The Federal Court of Canada has given the federal government seven days to come up with a list of remedies to its breach of Omar Khadr's constitutional rights.

Federal Court presses government on Khadr


The Canadian Press


The Federal Court of Canada has given the federal government seven days to come up with a list of remedies to its breach of Omar Khadr's constitutional rights.



In a decision released Monday, the court said the Canadian citizen, now jailed at the U.S. military prison in Guantanamo Bay, Cuba, is entitled to "procedural fairness and natural justice."



Justice Russel Zinn said Ottawa has not met the standard set by the Supreme Court of Canada when it ordered the federal government to right the wrongs it had brought on the 23-year-old accused of killing a U.S. medic in 2002.



In a January ruling, the court declared Khadr's rights had been violated and demanded the Harper government come up with a remedy.

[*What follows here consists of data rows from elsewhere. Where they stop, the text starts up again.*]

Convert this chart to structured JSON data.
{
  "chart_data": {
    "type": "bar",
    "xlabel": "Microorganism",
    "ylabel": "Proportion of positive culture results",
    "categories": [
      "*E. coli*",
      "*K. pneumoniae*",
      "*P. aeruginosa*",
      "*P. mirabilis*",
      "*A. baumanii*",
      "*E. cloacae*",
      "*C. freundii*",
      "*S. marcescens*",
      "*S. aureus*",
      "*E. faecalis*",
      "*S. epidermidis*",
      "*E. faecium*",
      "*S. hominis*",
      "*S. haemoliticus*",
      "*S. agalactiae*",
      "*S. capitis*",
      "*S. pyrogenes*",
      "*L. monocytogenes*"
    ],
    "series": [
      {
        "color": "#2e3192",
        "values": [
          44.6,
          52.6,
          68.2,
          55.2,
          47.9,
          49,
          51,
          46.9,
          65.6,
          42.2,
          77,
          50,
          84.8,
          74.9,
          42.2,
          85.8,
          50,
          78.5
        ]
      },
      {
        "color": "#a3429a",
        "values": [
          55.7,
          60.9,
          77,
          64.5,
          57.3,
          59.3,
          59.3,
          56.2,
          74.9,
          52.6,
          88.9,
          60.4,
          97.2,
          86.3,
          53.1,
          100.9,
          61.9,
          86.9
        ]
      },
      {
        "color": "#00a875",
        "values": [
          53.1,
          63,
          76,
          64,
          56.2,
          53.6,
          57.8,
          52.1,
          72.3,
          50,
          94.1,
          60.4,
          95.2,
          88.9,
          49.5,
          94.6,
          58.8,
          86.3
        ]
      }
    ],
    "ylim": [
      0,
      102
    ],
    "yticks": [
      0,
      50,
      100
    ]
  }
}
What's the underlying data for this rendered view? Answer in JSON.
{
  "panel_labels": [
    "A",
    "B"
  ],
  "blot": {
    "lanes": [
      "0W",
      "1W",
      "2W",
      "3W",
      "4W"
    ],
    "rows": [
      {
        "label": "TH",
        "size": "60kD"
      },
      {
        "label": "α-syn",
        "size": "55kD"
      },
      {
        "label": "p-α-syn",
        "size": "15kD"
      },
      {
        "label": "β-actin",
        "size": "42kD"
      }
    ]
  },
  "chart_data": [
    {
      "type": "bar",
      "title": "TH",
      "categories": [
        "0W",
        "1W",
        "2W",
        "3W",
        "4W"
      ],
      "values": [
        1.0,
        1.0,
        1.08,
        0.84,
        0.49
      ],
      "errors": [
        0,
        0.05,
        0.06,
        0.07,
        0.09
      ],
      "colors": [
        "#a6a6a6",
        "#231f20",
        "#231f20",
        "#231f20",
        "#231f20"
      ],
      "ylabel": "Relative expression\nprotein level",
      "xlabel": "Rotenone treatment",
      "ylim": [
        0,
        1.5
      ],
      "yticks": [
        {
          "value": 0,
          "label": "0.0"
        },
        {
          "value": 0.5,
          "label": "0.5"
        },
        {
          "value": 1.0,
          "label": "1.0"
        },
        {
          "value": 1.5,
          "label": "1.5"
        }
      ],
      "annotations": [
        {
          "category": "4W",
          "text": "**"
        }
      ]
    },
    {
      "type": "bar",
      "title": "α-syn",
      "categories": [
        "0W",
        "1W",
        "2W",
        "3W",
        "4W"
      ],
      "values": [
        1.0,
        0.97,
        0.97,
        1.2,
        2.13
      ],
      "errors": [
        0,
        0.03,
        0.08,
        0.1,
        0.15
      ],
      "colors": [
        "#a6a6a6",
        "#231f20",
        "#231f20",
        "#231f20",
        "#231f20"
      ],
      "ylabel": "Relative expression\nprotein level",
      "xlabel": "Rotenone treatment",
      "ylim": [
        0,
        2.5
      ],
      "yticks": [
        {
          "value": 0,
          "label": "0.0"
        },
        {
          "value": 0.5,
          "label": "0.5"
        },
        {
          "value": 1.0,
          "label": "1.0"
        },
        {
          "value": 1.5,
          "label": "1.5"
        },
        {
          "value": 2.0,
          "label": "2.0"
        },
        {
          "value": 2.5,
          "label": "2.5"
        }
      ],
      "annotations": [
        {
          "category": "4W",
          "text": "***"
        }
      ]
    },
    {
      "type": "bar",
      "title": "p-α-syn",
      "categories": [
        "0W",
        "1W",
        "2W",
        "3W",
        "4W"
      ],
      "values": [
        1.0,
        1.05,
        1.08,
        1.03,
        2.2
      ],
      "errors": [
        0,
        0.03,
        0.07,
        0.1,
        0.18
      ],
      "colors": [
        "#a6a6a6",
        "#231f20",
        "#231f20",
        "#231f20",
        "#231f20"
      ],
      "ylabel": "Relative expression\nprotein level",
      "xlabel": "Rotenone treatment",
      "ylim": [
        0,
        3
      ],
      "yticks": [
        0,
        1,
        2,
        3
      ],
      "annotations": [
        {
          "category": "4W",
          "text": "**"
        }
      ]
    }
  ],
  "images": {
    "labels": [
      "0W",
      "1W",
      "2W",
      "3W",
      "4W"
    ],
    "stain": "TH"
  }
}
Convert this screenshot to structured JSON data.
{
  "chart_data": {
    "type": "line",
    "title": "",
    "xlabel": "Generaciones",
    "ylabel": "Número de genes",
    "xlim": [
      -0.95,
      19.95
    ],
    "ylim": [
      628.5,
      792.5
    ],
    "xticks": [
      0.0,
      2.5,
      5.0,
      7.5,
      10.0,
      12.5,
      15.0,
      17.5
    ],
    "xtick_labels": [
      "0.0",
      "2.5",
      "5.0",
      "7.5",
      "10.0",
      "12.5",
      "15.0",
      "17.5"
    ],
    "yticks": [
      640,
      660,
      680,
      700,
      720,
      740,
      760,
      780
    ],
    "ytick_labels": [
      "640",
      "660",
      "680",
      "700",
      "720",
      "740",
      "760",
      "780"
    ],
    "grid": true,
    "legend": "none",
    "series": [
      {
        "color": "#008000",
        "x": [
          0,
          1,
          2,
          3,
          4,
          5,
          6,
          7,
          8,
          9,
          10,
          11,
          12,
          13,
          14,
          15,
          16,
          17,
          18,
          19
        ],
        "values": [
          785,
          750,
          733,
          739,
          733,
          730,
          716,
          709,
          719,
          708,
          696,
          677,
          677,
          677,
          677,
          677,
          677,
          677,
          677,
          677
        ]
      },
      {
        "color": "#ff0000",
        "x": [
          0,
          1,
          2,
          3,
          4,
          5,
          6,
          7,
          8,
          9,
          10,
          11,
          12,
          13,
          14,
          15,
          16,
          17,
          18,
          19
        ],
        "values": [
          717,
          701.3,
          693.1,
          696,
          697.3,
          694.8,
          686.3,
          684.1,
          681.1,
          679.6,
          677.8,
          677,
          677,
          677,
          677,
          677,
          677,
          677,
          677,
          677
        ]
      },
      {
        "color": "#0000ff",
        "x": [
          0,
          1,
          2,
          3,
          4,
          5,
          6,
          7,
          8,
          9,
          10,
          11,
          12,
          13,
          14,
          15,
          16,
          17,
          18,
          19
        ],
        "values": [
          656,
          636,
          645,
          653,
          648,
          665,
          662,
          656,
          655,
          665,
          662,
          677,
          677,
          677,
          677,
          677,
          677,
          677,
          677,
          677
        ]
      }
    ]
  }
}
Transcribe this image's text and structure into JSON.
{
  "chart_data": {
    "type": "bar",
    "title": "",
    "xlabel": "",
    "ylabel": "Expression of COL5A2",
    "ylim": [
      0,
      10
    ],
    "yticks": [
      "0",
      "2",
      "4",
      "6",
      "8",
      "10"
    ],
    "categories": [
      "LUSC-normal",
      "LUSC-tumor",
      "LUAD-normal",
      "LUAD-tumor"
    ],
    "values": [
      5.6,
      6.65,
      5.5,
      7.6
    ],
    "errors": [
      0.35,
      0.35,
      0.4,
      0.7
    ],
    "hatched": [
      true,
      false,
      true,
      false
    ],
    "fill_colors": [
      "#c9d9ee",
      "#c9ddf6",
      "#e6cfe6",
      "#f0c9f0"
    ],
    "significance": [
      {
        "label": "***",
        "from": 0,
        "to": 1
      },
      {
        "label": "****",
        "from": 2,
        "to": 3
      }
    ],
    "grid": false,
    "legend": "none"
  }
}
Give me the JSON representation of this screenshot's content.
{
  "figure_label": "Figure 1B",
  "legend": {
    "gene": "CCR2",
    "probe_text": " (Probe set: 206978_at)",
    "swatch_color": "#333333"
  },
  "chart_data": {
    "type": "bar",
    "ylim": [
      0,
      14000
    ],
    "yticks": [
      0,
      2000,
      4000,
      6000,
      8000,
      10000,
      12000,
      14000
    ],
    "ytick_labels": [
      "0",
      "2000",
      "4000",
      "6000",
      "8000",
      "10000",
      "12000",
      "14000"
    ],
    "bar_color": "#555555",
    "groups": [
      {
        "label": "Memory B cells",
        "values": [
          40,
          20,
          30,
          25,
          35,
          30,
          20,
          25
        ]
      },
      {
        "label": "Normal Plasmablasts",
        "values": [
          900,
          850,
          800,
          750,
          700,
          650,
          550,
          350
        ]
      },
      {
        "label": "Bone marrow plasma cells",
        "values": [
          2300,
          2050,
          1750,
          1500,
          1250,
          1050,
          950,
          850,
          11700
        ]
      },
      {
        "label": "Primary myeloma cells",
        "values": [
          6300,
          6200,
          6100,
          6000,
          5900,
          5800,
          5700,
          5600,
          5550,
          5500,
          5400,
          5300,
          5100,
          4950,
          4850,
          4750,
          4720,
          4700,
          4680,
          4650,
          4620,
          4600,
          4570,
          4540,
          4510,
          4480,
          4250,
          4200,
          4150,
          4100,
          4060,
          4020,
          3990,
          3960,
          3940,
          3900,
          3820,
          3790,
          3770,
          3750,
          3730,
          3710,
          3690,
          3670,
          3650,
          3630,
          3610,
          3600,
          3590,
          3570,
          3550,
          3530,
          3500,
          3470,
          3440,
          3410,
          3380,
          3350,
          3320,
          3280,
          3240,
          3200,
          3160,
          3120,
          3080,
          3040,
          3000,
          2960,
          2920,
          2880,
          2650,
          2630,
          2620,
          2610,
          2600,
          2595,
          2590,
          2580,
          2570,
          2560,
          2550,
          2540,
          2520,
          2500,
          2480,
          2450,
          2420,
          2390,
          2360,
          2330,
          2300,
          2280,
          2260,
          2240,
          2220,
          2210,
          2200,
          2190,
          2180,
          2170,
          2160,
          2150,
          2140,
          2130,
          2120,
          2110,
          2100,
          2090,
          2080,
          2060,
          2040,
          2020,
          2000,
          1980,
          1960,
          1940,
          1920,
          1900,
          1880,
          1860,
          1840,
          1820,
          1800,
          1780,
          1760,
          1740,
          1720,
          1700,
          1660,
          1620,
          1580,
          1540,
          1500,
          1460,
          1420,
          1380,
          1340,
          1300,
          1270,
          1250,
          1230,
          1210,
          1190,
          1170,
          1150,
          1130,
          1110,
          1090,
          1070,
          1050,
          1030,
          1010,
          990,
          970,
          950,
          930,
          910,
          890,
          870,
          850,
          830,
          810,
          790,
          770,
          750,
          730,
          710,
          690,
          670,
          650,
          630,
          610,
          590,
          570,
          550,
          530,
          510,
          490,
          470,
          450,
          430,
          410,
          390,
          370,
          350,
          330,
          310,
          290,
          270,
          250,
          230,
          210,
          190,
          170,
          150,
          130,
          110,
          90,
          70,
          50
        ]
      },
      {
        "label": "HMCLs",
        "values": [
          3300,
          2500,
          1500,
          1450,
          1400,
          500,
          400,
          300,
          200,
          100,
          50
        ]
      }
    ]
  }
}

Khadr's lawyers had requested a judicial review of the government's response.



Khadr's lawyer Nathan Whitling says today's ruling means the government has "once again been called upon by the courts to do the right thing."



So far, the government has refused to repatriate Khadr and has only asked Washington not to use information Canadian officials gleaned from him while he was at Guantanamo Bay.



Corrections and Clarifications

•Omar Khadr's case against the federal government was heard by the Federal Court of Canada, not the Supreme Court of Canada as originally reported.